Heiner Fangerau Da kann man in meinen Augen wenig fordern. Kein Mensch lässt sich gerne von anderen erziehen – hier gibt es natürlich auch einen Bezug zur vorigen Frage. Aber ein Appell an Eigenverantwortung könnte schon hilfreich sein. Es ist am Ende so einfach: Wenn man krank ist oder sich krank fühlt, sollte man zum Schutz aller nicht ins Büro oder sonst wo zur Arbeit gehen. Natürlich sind hier auch Arbeitgeber/-innen gefordert, eine entsprechende Haltung und Unternehmenskultur zu pflegen. Wenn man krank ist oder sich krank fühlt, sollte man zum Schutz aller dann aber auch nicht in ein Flugzeug steigen, um zu verreisen. Kurzum: Man sollte auf sich selbst und andere achten. Nicht nur zu Hause, sondern gerade auch beim Reisen.

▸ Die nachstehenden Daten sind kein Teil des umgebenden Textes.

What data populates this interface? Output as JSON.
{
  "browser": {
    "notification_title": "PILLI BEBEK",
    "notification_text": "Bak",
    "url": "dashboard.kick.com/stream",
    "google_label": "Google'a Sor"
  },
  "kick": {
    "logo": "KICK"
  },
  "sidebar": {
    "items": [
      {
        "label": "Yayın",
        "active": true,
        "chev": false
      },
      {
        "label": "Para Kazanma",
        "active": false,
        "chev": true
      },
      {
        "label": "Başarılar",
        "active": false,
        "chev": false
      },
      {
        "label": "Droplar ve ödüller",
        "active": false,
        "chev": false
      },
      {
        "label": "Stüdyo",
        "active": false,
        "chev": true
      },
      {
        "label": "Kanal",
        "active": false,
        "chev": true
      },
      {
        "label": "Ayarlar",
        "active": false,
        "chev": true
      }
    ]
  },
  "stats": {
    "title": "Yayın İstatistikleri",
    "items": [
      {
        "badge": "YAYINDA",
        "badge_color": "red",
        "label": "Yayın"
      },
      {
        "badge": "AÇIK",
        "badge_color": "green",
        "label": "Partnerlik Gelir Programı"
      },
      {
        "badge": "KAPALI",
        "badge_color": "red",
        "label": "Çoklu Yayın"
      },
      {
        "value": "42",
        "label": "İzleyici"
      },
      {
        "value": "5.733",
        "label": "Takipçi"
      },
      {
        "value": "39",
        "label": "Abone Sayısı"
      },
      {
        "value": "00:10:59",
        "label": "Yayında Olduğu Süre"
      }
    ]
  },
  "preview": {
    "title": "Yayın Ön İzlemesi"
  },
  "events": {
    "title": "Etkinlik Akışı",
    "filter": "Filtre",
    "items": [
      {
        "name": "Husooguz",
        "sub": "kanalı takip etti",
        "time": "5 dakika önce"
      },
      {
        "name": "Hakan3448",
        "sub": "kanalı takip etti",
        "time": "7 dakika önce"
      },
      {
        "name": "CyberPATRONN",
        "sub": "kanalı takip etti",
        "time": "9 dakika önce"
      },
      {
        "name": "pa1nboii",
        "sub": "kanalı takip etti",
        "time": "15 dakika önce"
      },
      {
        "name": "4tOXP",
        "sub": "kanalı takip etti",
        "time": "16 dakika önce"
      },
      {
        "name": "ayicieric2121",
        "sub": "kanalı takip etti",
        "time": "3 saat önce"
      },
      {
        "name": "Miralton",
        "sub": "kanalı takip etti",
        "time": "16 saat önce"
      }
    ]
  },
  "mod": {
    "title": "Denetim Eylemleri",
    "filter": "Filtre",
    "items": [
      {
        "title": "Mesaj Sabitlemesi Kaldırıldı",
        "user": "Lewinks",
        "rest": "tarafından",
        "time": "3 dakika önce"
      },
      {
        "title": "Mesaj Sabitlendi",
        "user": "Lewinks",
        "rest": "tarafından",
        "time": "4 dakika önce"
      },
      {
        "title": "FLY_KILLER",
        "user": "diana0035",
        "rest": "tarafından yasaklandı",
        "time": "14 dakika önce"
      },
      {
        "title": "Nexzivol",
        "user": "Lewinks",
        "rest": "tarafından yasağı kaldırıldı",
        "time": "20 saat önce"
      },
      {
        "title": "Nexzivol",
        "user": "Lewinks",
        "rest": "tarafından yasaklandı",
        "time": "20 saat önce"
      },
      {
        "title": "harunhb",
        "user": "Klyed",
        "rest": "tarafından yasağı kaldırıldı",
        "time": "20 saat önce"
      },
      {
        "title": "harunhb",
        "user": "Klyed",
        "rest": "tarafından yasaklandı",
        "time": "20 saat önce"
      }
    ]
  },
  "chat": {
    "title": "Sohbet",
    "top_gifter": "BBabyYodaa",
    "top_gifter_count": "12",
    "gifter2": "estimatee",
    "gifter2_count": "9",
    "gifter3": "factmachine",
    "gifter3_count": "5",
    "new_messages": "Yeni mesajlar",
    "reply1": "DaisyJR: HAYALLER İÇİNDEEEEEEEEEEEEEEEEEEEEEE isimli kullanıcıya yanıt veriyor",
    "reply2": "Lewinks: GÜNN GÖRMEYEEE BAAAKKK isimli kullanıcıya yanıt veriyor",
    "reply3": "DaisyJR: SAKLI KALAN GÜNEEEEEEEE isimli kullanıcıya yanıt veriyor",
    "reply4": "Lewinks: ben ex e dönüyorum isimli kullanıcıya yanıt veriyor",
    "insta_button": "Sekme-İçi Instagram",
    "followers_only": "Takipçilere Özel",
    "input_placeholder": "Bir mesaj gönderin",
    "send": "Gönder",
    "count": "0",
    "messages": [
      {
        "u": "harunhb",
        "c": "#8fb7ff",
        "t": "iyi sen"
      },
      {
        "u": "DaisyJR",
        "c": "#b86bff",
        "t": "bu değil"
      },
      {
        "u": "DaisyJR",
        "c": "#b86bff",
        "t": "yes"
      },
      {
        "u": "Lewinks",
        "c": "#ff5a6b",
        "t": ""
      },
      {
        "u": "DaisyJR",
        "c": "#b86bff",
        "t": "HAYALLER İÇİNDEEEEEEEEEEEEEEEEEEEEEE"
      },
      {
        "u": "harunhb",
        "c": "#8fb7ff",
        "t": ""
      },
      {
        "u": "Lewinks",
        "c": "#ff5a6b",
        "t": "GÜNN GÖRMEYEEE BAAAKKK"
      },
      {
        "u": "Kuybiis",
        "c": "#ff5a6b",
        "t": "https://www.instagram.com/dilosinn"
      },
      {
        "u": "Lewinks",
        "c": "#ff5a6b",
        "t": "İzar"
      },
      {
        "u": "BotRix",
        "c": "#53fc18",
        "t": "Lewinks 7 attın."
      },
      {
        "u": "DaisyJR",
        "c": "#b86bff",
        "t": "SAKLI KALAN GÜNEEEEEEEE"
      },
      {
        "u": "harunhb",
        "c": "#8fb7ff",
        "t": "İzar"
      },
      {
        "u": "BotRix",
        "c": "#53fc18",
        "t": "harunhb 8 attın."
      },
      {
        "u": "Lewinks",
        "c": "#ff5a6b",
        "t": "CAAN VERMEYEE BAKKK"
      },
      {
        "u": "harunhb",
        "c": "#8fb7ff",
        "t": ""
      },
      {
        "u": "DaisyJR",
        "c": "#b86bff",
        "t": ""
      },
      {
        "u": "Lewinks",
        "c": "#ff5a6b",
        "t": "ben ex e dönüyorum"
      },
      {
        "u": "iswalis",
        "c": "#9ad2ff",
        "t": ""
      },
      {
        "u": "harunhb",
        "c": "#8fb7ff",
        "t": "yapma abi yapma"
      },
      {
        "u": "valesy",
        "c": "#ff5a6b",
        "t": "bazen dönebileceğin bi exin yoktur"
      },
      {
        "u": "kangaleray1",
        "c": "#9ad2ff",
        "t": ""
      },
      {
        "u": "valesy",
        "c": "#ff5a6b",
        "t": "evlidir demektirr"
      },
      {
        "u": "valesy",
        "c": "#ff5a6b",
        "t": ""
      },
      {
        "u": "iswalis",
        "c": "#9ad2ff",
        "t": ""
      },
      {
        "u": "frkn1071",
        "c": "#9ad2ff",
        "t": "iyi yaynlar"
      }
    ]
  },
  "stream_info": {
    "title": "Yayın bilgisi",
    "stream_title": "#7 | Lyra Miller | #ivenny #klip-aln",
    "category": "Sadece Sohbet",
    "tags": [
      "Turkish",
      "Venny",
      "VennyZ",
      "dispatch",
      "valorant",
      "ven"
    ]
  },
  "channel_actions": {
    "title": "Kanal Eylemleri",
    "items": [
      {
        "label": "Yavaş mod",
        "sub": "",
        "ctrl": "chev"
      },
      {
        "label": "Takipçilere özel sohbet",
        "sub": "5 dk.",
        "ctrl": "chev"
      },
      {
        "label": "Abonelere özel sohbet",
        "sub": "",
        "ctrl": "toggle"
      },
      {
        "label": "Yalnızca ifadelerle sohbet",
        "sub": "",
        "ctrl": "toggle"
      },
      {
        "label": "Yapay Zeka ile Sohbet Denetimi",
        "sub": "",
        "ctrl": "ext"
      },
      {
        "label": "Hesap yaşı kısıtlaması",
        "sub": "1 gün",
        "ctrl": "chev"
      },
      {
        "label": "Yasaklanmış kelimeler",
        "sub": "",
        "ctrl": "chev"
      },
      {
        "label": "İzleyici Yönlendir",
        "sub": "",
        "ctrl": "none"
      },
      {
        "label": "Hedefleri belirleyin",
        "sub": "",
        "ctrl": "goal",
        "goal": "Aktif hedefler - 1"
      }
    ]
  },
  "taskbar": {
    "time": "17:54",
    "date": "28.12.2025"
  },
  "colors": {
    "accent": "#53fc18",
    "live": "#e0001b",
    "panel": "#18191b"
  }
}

Christoph Müller Zum Abschluss will ich Ihnen eine persönliche Frage stellen: Was hat die Corona-Pandemie für Sie verändert? Wie sehr haben Sie den eigenen Lebensstil verändert?

Heiner Fangerau Im ersten Moment wirkte die Pandemie ein bisschen entschleunigend, fast lähmend. Ich konnte einige Kongressreisen nicht machen und Archive, die ich für meine Arbeit besuchen wollte, waren geschlossen. Auf die Entschleunigung folgte eine ungeheure Beschleunigung. Der Email-Verkehr hat zugenommen, eine Videokonferenz folgt auf die andere. An der Universität haben wir fast den gesamten Unterricht neugestalten und auf Online-Lehre umstellen müssen. Dies ist in einem Fach, in dem es um Reflexion und Diskussion geht, nicht schön. Für die Wissenschaft allgemein könnte die Pandemie die Folge haben, das weniger gereist und öfter auf Online-Meetings zurückgegriffen werden wird. Das hat nicht nur Nachteile. Für die Umwelt ist es evtl. sogar besser, aber persönliche Begegnungen mit ihren Besonderheiten werden fehlen. Kurzum, bei mir persönlich hat die Pandemie dazu geführt, dass ich wie so viele andere weniger unterwegs bin, dafür aber mehr Zeit vor dem Bildschirm verbringe. Ich kann nicht sagen, dass mir das gefällt, aber ich kann mich damit arrangieren.

Christoph Müller Ganz herzlichen Dank für den lebhaften Austausch.

 

Heiner Fangerau / Alfons Labisch: Pest und Corona – Pandemien in Geschichte, Gegenwart und Zukunft, Herder Verlag, Freiburg im Breisgau, ISBN 978-3-451-38879-8, 18 Euro.